Ask HN: How to get started in Java Development? - jfaucett

I was wondering if anyone could give me good advice on getting started with Java. There's so many frameworks, platforms and versions, I'm unsure how to even begin. As far as programming goes, I've been developing with linux/binutils for years as well as the typical LAMP stack (PHP, Python). But I really want a language that lets me develop for the desktop &#38; web. Where are (good) web resources for Java? I'd really like to start off learning the most "standard" and forward looking tools - think Symfony2 for PHP, or BOOST for c++). With Java its just overwhelming from though...<p>Thanks in advance,
======
zgm
With regards to Java itself, definitely check out Bruce Eckel's Thinking in
Java ([http://www.amazon.com/Thinking-Java-Edition-Bruce-
Eckel/dp/0...](http://www.amazon.com/Thinking-Java-Edition-Bruce-
Eckel/dp/0131872486/ref=sr_1_1?ie=UTF8&qid=1339056301&sr=8-1)). The 4th
edition is the most current. However, previous ones are available for free
here: <http://www.mindviewinc.com/Books/downloads.html>.

Another good introductory text is Head First Java
([http://www.amazon.com/Head-First-Java-2nd-
Edition/dp/0596009...](http://www.amazon.com/Head-First-Java-2nd-
Edition/dp/0596009208/ref=pd_sim_b_1)).

In terms of frameworks, I would recommend checking out Play!
(<http://www.playframework.org/>) for web applications. Spring is a bit more
enterprise-y, it is also a good option (<http://www.springsource.com/>).

------
gaius
You don't need a "framework" or a "platform", nor does the version matter at
this stage. Download the JDK, use the javac command line compiler and your
editor of choice, write some programs with the default APIs (e.g. Swing for
GUIs, JSPs for websites, etc). When you start to write bigger programs, think
about what you are finding difficult, _then_ look for a "framework" that
solves it.

------
rowanseymour
1\. Download Eclipse for Java developers (<http://www.eclipse.org/downloads/>)

2\. Try Oracle's Java tutorials which are surprisingly good
(<http://docs.oracle.com/javase/tutorial/>)

------
debacle
I got started with Processing, and slowly expanded from there into Java.

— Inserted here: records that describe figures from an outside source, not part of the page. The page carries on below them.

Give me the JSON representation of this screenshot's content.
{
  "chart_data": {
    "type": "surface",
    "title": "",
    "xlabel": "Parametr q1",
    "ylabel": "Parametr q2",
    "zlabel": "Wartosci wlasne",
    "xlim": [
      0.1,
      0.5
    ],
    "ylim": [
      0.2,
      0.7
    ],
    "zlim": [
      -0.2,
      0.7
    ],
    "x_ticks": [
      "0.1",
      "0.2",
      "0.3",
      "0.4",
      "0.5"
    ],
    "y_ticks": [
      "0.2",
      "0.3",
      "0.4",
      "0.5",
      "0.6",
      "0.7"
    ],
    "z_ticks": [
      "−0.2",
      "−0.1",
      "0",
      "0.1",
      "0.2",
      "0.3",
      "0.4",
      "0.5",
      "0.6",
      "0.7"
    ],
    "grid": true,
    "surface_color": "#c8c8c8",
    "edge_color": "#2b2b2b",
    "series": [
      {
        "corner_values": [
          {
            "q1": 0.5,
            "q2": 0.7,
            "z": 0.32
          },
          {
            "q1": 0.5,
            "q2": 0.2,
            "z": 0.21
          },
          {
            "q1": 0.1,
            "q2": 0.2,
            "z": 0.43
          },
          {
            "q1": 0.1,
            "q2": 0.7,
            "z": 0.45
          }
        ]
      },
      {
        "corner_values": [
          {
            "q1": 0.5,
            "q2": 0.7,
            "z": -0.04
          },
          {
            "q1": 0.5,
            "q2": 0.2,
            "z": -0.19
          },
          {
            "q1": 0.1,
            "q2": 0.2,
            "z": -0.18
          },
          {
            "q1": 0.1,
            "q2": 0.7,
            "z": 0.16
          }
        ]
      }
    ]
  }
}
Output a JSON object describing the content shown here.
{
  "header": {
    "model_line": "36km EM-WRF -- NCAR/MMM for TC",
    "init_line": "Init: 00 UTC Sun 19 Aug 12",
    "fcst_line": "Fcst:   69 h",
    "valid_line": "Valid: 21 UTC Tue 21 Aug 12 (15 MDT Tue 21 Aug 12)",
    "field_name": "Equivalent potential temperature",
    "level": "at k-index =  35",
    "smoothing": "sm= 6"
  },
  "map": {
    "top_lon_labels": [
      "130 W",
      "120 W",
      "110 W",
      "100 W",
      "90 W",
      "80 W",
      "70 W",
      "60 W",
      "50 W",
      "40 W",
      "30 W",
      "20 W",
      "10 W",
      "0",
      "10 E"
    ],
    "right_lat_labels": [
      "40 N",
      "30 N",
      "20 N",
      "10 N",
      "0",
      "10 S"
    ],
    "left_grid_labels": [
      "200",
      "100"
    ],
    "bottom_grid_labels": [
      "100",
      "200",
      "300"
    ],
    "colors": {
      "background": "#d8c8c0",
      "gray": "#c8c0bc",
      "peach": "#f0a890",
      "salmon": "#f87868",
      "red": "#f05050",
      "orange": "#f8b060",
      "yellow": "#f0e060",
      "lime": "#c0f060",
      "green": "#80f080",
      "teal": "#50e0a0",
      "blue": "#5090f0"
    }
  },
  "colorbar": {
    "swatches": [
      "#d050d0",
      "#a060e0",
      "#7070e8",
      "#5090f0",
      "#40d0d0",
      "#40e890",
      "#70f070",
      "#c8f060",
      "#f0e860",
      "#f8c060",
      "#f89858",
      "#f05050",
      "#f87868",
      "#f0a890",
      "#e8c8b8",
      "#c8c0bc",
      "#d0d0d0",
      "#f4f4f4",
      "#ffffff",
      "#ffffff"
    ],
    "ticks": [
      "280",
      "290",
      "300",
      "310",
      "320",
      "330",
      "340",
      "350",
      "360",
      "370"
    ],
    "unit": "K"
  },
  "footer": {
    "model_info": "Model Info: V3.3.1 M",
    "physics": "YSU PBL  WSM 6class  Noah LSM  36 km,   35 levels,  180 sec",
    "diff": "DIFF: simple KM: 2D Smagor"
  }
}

It was quite fun (I built a few games) and I learned a lot about the language
before I had to start learning the libraries, which was nice.

------
wallzz
first you need to learn the Object Oriented Paradigm .and how you can write
Classes and objects in java. then try to learn how you can develop desktop
application you have two main frameworks for the GUI (JavaFX and Swing) I
recommend JavaFX because oracle doesn't support anymore Swing. Then comes the
best part, the Java Entreprise Edition (JEE ) ,its here where the fun begins
,JEE is for web application s, first you need to learn JSP and Servlet, and
then take a look at the web frameworks that exists like (Play, Spring, Struts
,JSF ...)

------
greghouse
you can also check out online beginner lectures for java.